Monday, 17 August 2026
BREAKING
TEKNOLOGI

Kereta Maglev Tiongkok Pecahkan Rekor Kecepatan dalam Uji Coba Eksperimental

Oleh Herfansyah August 17, 2026 2 hours lalu 0 komentar

Tiongkok kembali mencetak sejarah dalam pengembangan teknologi kereta api berkecepatan tinggi. Sebuah kereta model eksperimental berhasil mencapai kecepatan luar biasa, menembus angka 800 kilometer per jam dalam waktu singkat. Prestasi ini dicapai oleh sebuah unit kereta maglev seberat 1,1 ton yang sedang menjalani uji coba.

Dalam sebuah demonstrasi teknologi yang mengagumkan, kereta maglev eksperimental ini tidak hanya mencapai kecepatan puncak yang mengesankan, tetapi juga mampu melesat dari kondisi diam hingga 800 km/jam hanya dalam kurun waktu 5,3 detik. Angka ini menandai lompatan signifikan dalam kemampuan akselerasi kereta maglev yang dikembangkan oleh Tiongkok.

Meskipun detail spesifik mengenai lokasi uji coba dan tanggal pasti tidak disebutkan secara rinci, pencapaian ini menegaskan posisi Tiongkok sebagai pemimpin global dalam riset dan pengembangan teknologi maglev. Kereta maglev, yang menggunakan prinsip levitasi magnetik untuk melayang di atas rel tanpa gesekan, memiliki potensi besar untuk merevolusi transportasi darat dengan kecepatan yang jauh melampaui kereta konvensional.

Sebelumnya, Tiongkok telah mengoperasikan kereta maglev komersial dengan kecepatan operasional maksimum 431 km/jam, yaitu Shanghai Maglev.
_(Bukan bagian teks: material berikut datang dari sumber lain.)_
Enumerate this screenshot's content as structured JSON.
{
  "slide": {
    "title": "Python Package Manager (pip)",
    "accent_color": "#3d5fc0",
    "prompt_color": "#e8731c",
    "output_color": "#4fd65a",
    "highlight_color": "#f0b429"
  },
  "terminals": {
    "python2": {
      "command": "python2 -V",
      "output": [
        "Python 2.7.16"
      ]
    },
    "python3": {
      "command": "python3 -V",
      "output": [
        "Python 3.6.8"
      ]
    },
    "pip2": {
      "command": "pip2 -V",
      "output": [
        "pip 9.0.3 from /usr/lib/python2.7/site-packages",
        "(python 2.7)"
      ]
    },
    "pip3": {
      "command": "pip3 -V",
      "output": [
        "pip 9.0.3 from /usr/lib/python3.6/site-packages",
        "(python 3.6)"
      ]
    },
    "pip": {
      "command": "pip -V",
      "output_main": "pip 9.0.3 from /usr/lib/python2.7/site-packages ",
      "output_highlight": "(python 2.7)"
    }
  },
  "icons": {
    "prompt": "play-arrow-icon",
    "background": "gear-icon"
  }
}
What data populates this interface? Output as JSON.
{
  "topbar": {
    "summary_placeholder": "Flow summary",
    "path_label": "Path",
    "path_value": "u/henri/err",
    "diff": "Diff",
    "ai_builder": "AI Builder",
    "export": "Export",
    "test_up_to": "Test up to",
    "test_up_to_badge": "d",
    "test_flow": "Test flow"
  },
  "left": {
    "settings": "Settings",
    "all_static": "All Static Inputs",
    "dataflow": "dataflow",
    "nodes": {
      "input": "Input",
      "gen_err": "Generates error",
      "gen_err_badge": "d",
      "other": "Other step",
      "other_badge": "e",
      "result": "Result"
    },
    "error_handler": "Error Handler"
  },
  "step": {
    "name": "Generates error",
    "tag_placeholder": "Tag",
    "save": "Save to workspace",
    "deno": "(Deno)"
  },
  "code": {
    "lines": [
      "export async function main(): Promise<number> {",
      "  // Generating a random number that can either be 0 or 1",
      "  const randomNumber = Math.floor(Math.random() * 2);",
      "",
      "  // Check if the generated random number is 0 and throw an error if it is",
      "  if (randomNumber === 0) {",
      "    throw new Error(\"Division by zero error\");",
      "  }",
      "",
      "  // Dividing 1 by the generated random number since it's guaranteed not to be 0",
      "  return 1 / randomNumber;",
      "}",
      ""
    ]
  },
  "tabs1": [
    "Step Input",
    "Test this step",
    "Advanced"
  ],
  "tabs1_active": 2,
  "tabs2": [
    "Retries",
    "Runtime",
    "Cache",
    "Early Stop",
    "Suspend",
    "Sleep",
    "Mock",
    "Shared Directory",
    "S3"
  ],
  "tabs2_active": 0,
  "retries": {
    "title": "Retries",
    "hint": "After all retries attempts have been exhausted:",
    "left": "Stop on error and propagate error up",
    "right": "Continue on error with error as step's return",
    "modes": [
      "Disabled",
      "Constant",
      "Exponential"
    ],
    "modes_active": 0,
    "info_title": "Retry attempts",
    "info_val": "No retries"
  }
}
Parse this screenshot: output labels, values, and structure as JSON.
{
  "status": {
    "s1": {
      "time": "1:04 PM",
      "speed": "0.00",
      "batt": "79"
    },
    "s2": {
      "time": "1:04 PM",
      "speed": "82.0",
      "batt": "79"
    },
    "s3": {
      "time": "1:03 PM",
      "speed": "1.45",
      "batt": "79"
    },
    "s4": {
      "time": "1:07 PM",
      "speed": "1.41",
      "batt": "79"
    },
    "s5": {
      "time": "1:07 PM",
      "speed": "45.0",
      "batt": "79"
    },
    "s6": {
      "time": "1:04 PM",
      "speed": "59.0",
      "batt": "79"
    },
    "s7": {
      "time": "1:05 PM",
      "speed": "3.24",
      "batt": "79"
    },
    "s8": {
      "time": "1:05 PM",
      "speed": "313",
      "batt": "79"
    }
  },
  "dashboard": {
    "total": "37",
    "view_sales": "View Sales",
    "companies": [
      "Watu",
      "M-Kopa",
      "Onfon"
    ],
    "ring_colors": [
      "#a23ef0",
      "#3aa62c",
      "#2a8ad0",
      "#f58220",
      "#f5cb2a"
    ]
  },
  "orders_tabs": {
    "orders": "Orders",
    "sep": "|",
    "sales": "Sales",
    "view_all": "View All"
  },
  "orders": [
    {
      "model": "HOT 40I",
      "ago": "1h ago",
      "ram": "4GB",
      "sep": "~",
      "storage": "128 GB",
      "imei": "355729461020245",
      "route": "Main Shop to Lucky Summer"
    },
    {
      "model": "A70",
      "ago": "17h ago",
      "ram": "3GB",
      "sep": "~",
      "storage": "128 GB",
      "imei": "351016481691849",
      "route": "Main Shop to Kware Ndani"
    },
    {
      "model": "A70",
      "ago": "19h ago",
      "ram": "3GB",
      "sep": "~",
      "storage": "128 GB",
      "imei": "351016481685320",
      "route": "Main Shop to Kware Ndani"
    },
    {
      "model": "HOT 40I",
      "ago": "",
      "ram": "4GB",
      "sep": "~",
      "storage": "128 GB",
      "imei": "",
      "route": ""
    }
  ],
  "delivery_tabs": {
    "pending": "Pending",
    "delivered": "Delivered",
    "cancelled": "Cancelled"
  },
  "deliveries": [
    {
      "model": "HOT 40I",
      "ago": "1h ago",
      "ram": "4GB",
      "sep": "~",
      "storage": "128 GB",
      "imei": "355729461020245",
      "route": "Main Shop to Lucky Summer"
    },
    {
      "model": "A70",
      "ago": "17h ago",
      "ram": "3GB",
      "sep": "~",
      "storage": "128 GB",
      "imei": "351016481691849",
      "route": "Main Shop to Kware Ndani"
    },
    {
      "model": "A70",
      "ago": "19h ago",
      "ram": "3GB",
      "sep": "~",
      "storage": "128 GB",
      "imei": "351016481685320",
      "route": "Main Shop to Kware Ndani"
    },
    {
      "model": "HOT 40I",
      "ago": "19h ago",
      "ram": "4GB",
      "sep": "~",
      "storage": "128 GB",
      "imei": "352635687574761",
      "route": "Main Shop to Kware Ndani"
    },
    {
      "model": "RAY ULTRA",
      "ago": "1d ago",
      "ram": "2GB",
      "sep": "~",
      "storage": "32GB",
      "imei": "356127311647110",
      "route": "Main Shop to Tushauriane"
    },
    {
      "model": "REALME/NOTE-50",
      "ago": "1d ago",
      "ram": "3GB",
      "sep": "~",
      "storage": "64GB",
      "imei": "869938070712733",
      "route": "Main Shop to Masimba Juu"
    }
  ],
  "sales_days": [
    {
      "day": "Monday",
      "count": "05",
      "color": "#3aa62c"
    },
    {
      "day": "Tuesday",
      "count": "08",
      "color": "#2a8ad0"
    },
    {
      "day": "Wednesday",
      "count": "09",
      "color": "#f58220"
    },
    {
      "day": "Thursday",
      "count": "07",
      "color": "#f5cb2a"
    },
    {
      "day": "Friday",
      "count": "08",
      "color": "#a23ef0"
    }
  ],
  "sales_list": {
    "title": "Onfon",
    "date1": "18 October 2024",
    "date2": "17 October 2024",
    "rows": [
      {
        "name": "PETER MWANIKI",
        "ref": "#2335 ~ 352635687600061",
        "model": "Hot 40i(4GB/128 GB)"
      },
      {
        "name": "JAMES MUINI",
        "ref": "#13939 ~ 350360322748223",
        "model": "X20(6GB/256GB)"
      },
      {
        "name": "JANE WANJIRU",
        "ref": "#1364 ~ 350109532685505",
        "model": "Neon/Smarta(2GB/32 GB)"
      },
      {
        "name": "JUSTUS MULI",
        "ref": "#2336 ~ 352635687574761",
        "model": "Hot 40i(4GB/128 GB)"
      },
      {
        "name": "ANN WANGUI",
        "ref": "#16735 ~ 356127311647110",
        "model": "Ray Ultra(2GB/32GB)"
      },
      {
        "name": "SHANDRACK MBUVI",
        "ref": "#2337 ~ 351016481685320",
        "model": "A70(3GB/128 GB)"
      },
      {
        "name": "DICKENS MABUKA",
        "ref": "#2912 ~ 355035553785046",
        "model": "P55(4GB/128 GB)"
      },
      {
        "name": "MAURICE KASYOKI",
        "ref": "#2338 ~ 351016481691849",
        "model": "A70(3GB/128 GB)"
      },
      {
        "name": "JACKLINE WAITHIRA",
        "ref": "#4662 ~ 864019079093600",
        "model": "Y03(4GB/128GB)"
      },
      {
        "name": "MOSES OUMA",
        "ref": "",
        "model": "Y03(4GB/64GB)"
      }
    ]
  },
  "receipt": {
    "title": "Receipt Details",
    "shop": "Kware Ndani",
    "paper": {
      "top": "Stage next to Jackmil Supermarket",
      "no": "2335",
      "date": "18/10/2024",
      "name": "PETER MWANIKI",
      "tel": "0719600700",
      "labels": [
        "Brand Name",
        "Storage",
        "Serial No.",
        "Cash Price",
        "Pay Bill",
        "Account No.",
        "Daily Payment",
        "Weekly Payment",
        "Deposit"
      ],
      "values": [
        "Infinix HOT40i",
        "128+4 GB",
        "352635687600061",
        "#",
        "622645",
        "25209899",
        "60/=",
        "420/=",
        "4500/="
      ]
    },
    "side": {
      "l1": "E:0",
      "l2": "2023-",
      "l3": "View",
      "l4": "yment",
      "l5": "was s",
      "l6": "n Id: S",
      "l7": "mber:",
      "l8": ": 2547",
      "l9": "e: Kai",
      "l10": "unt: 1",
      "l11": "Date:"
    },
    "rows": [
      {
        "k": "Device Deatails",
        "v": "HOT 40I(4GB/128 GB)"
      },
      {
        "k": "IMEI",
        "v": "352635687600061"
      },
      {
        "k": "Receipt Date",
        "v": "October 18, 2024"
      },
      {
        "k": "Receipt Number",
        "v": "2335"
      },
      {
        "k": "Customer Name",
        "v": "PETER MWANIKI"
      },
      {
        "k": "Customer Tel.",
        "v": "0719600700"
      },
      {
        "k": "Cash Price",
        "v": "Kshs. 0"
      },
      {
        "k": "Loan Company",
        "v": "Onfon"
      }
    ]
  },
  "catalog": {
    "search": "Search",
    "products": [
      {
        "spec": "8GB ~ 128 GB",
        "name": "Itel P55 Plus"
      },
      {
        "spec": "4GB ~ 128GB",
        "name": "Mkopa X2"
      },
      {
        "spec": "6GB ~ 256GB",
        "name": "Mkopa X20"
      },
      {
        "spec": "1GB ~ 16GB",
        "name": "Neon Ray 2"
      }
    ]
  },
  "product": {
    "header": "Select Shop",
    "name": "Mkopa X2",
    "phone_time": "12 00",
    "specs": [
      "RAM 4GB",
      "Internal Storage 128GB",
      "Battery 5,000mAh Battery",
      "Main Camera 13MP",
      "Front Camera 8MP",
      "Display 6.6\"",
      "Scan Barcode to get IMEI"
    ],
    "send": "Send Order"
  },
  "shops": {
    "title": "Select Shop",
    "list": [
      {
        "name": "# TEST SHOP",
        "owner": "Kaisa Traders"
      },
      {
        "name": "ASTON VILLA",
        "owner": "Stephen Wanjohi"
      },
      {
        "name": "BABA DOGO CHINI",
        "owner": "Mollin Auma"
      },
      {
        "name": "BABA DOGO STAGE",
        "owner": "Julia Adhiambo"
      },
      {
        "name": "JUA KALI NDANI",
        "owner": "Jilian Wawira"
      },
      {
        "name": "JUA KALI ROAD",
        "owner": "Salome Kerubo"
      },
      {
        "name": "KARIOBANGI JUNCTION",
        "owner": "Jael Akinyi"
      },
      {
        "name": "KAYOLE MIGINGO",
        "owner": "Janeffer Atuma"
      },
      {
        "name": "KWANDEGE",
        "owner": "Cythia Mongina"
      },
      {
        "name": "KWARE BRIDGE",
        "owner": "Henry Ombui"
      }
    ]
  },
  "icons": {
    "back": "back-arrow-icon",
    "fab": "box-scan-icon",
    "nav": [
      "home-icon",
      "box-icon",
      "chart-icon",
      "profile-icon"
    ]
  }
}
Namun, uji coba terbaru ini menunjukkan bahwa potensi kecepatan kereta maglev Tiongkok jauh melampaui apa yang telah diaplikasikan dalam layanan publik saat ini. Pengembangan ini menjadi indikator kuat bahwa Tiongkok terus berupaya mendorong batas-batas teknologi untuk menciptakan sistem transportasi masa depan yang lebih cepat, efisien, dan canggih.

Rekor akselerasi ini bukan hanya sekadar angka, tetapi juga refleksi dari investasi besar Tiongkok dalam inovasi teknologi kereta api. Kemampuan untuk mencapai kecepatan sangat tinggi dalam hitungan detik membuka peluang baru untuk pengembangan rute kereta api antar kota yang lebih efisien dan mampu mengurangi waktu tempuh secara drastis. Hal ini berpotensi mengubah lanskap perjalanan jarak jauh di masa depan.